It is like getting back to anti-Copernican times to have Dr. Alfred Russell Wallace, in his flights of speculative astronomy, say that, "our solar system is central in the universe and that this earth of ours is probably the only planet on which humanity has been developed." In a recent article he undertakes to establish this ancient fallacy. It is very doubtful whether the universe has a general center, but if it has it should be plain to our learned astronomer that as our system is moving through space in a straight line at the rate of 420,000 miles per day it could not occupy a central position very long. The only means we have to judge of the inhabitability of other worlds is by analogy, which is the foundation of all scientific hypotheses. The likeness in form, substance and electric power of suns and planets to our own world leads to the natural conclusion that all suns and worlds are inhabitated. In fact any other assumption is contrary to all cosmological reasoning and all analogy to be found in universal nature. Nature nowhere bestows vast substance and power without commensurate results of life and growth, and it is reversing all the laws of reason, analogy and cosmic experience to hold to the contrary. We must give up this egotistic assumption that our little world is the only living world in this vast universe, or that it is only one of a few living worlds.
There are no dead worlds or planets or burning suns in this electric universe, and we are not "the only pebble on the boundless beach" of creative worlds. We have the same electric fire in our bodies that is in the sun, and it neither burns us nor causes us to shrink up annually, as the scientists say the sun does. It is not the consumer of life, but the giver of life, and the continual life energy of the universe.
During a recent eclipse of the moon, Prof. W. H. Pickering, of Harvard Observatory, ascertained that the bright spot around the crater Linne on the surface of the moon grows considerably larger when deprived of the heat of the sun. For many years it has been noticed that the Linne area has been gradually changing and many theories regarding the causes have been advanced.
Prof. Pickering is inclined to the belief that it is hoar frost or ice. This tends to confirm my theory that the moon has an atmosphere and some moisture which is mostly hidden in its perforated volcanic surface.
Alexander Young, an astronomer of Laport, Ind., announced on February 20th, 1903, that, "from observations made by him, he is confident that the sun is inhabited; that with his instruments he has seen on the sun's surface mountain sides with great and precipitous rocks which glow with prismatic colors, mingled with the greenness of perennial vegetation."
I was not expecting this scientific proof so soon, but I am satisfied that the inhabitants, the mountains and the perennial vegetation are there; and if he has succeeded in magnifying the rays of light from the vast openings in the sun's photosphere sufficiently he can and did see them.
I am a firm believer in the inhabitability of the sun, and that it is a perfected, self-luminous world—a world like our world, only vastly larger and more prolific in life and power. As it is the source of all life and power to the planets, it must be the creator of all life to its celestial inhabitants.
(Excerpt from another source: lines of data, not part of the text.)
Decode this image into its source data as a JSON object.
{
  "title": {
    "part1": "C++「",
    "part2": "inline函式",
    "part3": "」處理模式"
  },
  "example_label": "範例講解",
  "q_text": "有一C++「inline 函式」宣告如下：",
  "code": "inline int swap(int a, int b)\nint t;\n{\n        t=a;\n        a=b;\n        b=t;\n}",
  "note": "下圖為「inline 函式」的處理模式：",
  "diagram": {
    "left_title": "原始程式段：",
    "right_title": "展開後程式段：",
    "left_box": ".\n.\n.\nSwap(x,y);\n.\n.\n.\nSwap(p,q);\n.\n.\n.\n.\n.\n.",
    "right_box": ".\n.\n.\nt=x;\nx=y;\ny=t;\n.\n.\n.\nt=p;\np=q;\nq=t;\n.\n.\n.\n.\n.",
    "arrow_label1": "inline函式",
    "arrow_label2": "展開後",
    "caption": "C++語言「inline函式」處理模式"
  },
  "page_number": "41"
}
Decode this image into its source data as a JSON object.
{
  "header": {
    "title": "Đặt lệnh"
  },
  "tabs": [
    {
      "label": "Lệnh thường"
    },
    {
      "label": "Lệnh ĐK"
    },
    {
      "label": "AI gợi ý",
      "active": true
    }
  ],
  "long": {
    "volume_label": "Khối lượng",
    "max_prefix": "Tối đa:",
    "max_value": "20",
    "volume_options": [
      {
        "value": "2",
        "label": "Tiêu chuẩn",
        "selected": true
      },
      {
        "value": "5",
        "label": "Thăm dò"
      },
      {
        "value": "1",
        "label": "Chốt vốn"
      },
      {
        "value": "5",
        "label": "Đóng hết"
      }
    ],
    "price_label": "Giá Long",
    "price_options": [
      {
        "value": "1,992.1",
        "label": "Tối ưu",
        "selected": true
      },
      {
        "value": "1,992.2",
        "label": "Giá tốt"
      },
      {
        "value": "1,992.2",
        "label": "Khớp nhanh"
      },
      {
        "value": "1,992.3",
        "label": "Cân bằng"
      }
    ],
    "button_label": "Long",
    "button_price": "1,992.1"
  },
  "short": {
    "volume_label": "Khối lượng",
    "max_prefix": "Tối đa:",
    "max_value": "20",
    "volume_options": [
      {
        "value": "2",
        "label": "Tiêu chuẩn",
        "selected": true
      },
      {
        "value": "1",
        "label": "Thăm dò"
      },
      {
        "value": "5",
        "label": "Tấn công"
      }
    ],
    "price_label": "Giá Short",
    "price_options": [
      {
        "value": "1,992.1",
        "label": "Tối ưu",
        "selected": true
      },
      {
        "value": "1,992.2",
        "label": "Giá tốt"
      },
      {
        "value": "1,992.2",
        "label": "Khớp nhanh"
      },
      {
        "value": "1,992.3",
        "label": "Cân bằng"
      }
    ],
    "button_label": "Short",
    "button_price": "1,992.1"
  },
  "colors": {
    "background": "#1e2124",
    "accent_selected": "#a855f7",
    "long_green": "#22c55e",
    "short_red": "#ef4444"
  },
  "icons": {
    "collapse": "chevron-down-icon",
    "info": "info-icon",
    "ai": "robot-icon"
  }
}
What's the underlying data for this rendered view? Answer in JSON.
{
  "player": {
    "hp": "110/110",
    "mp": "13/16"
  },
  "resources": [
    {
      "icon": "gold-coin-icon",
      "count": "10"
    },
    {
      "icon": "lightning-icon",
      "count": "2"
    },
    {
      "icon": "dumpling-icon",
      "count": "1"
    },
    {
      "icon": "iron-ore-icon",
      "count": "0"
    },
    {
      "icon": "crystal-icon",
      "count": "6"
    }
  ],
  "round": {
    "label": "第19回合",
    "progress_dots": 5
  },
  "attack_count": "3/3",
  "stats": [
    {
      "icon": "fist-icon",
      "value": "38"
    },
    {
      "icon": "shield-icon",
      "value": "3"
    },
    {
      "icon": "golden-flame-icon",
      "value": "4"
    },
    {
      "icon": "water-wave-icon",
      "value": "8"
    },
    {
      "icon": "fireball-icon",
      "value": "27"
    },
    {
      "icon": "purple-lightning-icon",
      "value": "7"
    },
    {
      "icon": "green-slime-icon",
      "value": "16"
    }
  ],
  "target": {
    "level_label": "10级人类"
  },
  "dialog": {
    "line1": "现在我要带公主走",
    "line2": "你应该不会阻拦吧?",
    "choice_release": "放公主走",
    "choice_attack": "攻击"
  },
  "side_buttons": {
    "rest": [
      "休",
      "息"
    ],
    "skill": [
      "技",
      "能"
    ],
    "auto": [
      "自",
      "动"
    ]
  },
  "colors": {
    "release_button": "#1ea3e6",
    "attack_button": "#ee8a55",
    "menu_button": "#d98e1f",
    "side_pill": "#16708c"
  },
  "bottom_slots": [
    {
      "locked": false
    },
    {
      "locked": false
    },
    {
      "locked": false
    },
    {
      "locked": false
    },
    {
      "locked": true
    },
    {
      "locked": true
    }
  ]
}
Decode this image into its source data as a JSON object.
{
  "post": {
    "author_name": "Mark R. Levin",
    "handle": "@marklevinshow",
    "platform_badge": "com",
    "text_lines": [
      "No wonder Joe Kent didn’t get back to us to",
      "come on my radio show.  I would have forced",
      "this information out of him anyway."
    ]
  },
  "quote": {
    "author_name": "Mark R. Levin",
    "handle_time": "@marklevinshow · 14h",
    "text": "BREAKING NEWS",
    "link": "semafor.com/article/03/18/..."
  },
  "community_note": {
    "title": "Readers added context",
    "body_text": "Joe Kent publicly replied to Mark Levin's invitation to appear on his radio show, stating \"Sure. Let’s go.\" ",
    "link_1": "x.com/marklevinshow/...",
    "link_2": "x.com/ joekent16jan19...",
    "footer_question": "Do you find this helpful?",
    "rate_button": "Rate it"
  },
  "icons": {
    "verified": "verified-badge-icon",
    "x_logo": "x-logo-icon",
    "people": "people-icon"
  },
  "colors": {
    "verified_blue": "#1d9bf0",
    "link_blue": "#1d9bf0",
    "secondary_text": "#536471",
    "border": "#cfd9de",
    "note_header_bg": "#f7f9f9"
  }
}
Profs. Proctor and Herschell seem to believe that most of the heavenly bodies are inhabited. Sir Wm. Herschell went so far as to contend for a time that the sun was inhabited or inhabitable because, he said, the heat of the sun was in its photosphere, which was far out in space and many miles from the sun's surface, and that there were cool clouds and layers of atmosphere, he thought, between the heat and the sun's surface which made the body of the sun cool enough for animal and vegetable life and human habitation. He changed his mind, however, in a few years and held the heat of the sun was too hot to allow anything in nature to keep such excessive heat from its surface, and besides, the law of the conservation of forces just coming into scientific prominence then forbid it.
Prof. Proctor, says: "I adopt the principle of Sir Wm. Herschell that analogy is the chief and the best guide for the student of astronomy. That general resemblance of structure indicates a general resemblance in the purpose which the celestial bodies are intended to subserve is evident when we compare the stars with our sun or with each other. Some time or other those worlds have been or will be the abode of intelligent creatures seems to be a fair conclusion from what we know of their structure."